I hope you will tell me what you think, let me know if it's helpful, and decide if I quoted Coldplay too often.

It hits the streets in March of next year. The publicity will start a bit before then, although SL hasn't told me exactly when it begins. I'm sure it's on my calendar, ironically enough.

The only freedom that man really wants
is the freedom to be comfortable
-- paraphrased from Sons of Anarchy


I rode my Saxon to Vegas a few weeks ago, with my friend Johnny. I might have written about that already. Can't remember.

The ride there was lovely. Sunny, mid-90s, not enough traffic to worry about, just wide open expanses of desert being eaten up minute by minute.

I was listening to my iPod while I rode. Yes, I know that's a bad idea, but riding with music is spectacular. The bike makes you feel free and untied from the cares of the normal, caged world. The music, as long as you pick it correctly, adds to the experience, amplifying it, if you will let me make a bad pun.

It's kind of like going to a laser light show at a planetarium -- remember, you like the PlaneTARium -- watching the blinky lights while listening to Pink Floyd. The whole is far more than the sum of its parts.

I built a play list for the ride -- I think there were something like 4 days of music on the list. Perhaps I went a bit overboard. I had the tunes on shuffle, listening to random song after random song.

But I noticed something, as I sang along.

Almost all the songs I paid attention to, in between the air, the wheels, and the road, were about death.

Do you think that's sampling bias, as well?

You know it's a fool
that plays it cool.
--Beatles


One of my friends, over dinner the other night, asked me what Jeanne was really like.

I was pulled up short. I think I've been talking about her death, and what I did well, and badly, while she was ill.

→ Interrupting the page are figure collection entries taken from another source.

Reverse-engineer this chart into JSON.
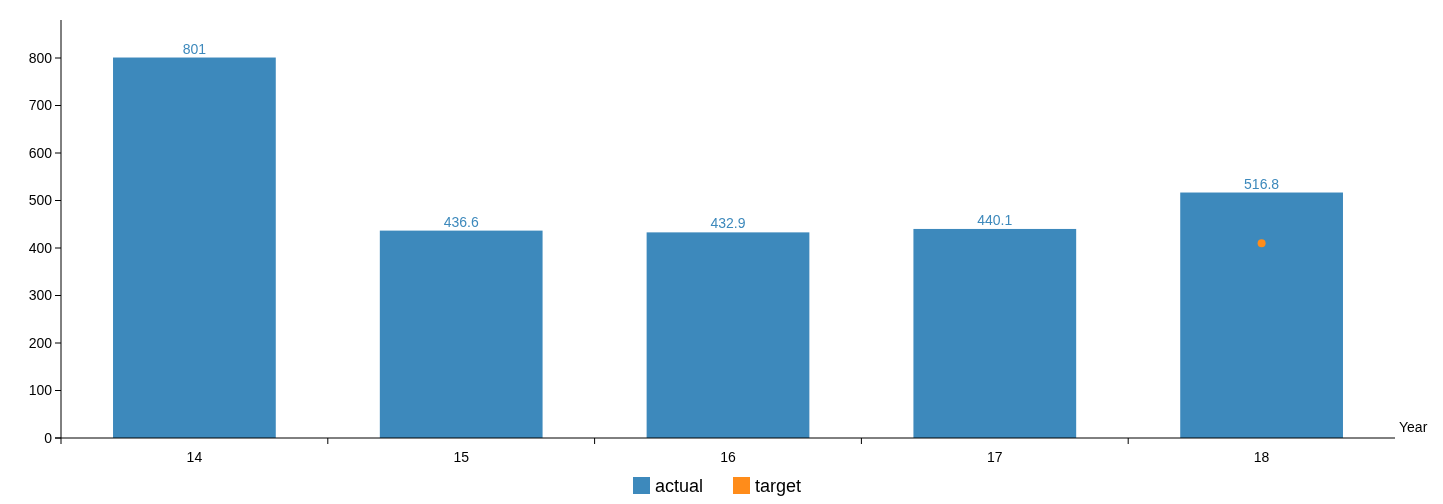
{
  "chart_data": {
    "type": "bar",
    "xlabel": "Year",
    "categories": [
      "14",
      "15",
      "16",
      "17",
      "18"
    ],
    "series": [
      {
        "name": "actual",
        "color": "#3d89bc",
        "values": [
          801,
          436.6,
          432.9,
          440.1,
          516.8
        ],
        "value_labels": [
          "801",
          "436.6",
          "432.9",
          "440.1",
          "516.8"
        ]
      },
      {
        "name": "target",
        "type": "scatter",
        "color": "#ff8c1a",
        "x": [
          "18"
        ],
        "values": [
          410
        ],
        "marker": "circle"
      }
    ],
    "ylim": [
      0,
      880
    ],
    "yticks": [
      0,
      100,
      200,
      300,
      400,
      500,
      600,
      700,
      800
    ],
    "grid": false,
    "legend": "bottom"
  }
}
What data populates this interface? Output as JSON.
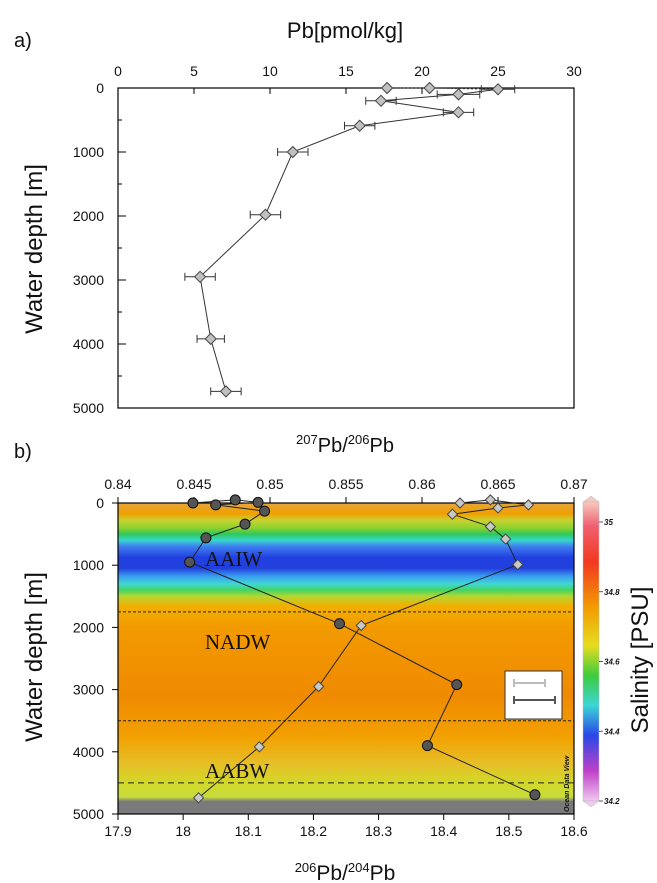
{
  "chart_data": [
    {
      "type": "scatter",
      "panel_label": "a)",
      "xlabel": "Pb[pmol/kg]",
      "ylabel": "Water depth [m]",
      "xlim": [
        0,
        30
      ],
      "ylim": [
        5000,
        0
      ],
      "x_ticks": [
        "0",
        "5",
        "10",
        "15",
        "20",
        "25",
        "30"
      ],
      "y_ticks": [
        "0",
        "1000",
        "2000",
        "3000",
        "4000",
        "5000"
      ],
      "x_axis_position": "top",
      "series": [
        {
          "marker": "diamond",
          "color": "#c0c0c0",
          "points": [
            {
              "x": 17.7,
              "y": 0,
              "err": 0
            },
            {
              "x": 20.5,
              "y": 0,
              "err": 0
            },
            {
              "x": 25.0,
              "y": 20,
              "err": 1.1
            },
            {
              "x": 22.4,
              "y": 100,
              "err": 1.4
            },
            {
              "x": 17.3,
              "y": 200,
              "err": 1.0
            },
            {
              "x": 22.4,
              "y": 380,
              "err": 1.0
            },
            {
              "x": 15.9,
              "y": 590,
              "err": 1.0
            },
            {
              "x": 11.5,
              "y": 1000,
              "err": 1.0
            },
            {
              "x": 9.7,
              "y": 1980,
              "err": 1.0
            },
            {
              "x": 5.4,
              "y": 2950,
              "err": 1.0
            },
            {
              "x": 6.1,
              "y": 3920,
              "err": 0.9
            },
            {
              "x": 7.1,
              "y": 4740,
              "err": 1.0
            }
          ]
        }
      ]
    },
    {
      "type": "line",
      "panel_label": "b)",
      "xlabel_top": "207Pb/206Pb",
      "xlabel_bottom": "206Pb/204Pb",
      "ylabel": "Water depth [m]",
      "ylabel_right": "Salinity [PSU]",
      "xlim_top": [
        0.84,
        0.87
      ],
      "xlim_bottom": [
        17.9,
        18.6
      ],
      "ylim": [
        5000,
        0
      ],
      "x_ticks_top": [
        "0.84",
        "0.845",
        "0.85",
        "0.855",
        "0.86",
        "0.865",
        "0.87"
      ],
      "x_ticks_bottom": [
        "17.9",
        "18",
        "18.1",
        "18.2",
        "18.3",
        "18.4",
        "18.5",
        "18.6"
      ],
      "y_ticks": [
        "0",
        "1000",
        "2000",
        "3000",
        "4000",
        "5000"
      ],
      "water_masses": [
        "AAIW",
        "NADW",
        "AABW"
      ],
      "boundaries_m": [
        1750,
        3500,
        4500
      ],
      "colorbar": {
        "label": "Salinity [PSU]",
        "range": [
          34.2,
          35
        ],
        "ticks": [
          "35",
          "34.8",
          "34.6",
          "34.4",
          "34.2"
        ],
        "watermark": "Ocean Data View"
      },
      "legend_position": "bottom-right",
      "series": [
        {
          "axis": "top",
          "marker": "diamond",
          "color": "#c8c8c8",
          "points": [
            {
              "x": 0.8625,
              "y": 0
            },
            {
              "x": 0.8645,
              "y": -50
            },
            {
              "x": 0.867,
              "y": 30
            },
            {
              "x": 0.865,
              "y": 80
            },
            {
              "x": 0.862,
              "y": 180
            },
            {
              "x": 0.8645,
              "y": 380
            },
            {
              "x": 0.8655,
              "y": 580
            },
            {
              "x": 0.8663,
              "y": 990
            },
            {
              "x": 0.856,
              "y": 1970
            },
            {
              "x": 0.8532,
              "y": 2950
            },
            {
              "x": 0.8493,
              "y": 3920
            },
            {
              "x": 0.8453,
              "y": 4740
            }
          ]
        },
        {
          "axis": "bottom",
          "marker": "circle",
          "color": "#555555",
          "points": [
            {
              "x": 18.015,
              "y": 0
            },
            {
              "x": 18.08,
              "y": -50
            },
            {
              "x": 18.115,
              "y": -10
            },
            {
              "x": 18.05,
              "y": 30
            },
            {
              "x": 18.125,
              "y": 130
            },
            {
              "x": 18.095,
              "y": 340
            },
            {
              "x": 18.035,
              "y": 560
            },
            {
              "x": 18.01,
              "y": 950
            },
            {
              "x": 18.24,
              "y": 1940
            },
            {
              "x": 18.42,
              "y": 2920
            },
            {
              "x": 18.375,
              "y": 3900
            },
            {
              "x": 18.54,
              "y": 4690
            }
          ]
        }
      ]
    }
  ]
}
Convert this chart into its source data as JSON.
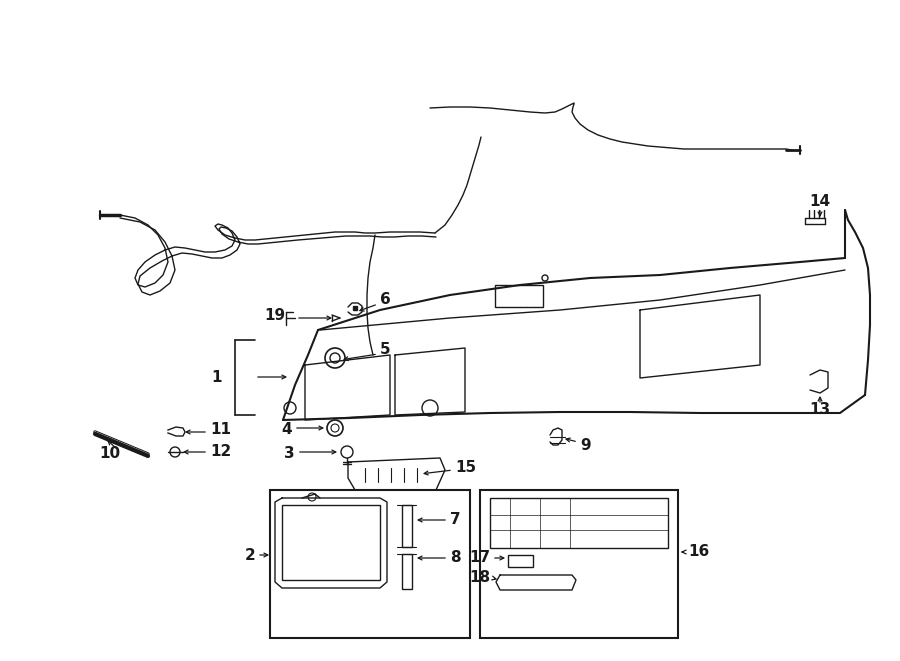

But there was so much more to her, and to us, than that.

Perhaps I should write about that. Write about her. Not her as sick patient, but her as crafty-but-unable-to-finish. Or her as "I can't remember that, write it on this napkin". Or her as "What should I do?", "say thank you." "oh."

I'm sorry, dear OtherEnders, if I have failed to do so.

Your mind tricked you
to feel the pain,
of someone else
leaving the game.
--Queensryche


My beloved Dalmatian, Minnie, has a brain tumor. It's probably lymphoma, which is probably untreatable. We are trying various drugs to see if anything takes effect. Some have shown a little improvement.

But not very much. If you follow me on Twitter, you've seen loads of tweets about the diagnosis and treatment. I'm trying to maintain a sense of humor, or painful irony perhaps, about picking up medicines at Walgreen's for Minnie Merrill, because some of the drugs are really people drugs, not dog drugs, and making up a social security number since they require one before they'll give me the drug.

It's terribly sad to watch her. She doesn't understand, and she's scared, and I can't make it better.

Sometimes, when she's lying on her bed, not sleeping, but not able to get up and walk, she gets a look in her eye that I recognize.

It was the look Jeanne used to have when she had nothing to distract her from the pain, the humiliation, the fear, the sadness.

And I couldn't help Jeanne either.

I thought that second chances were possible. Maybe I'm wrong.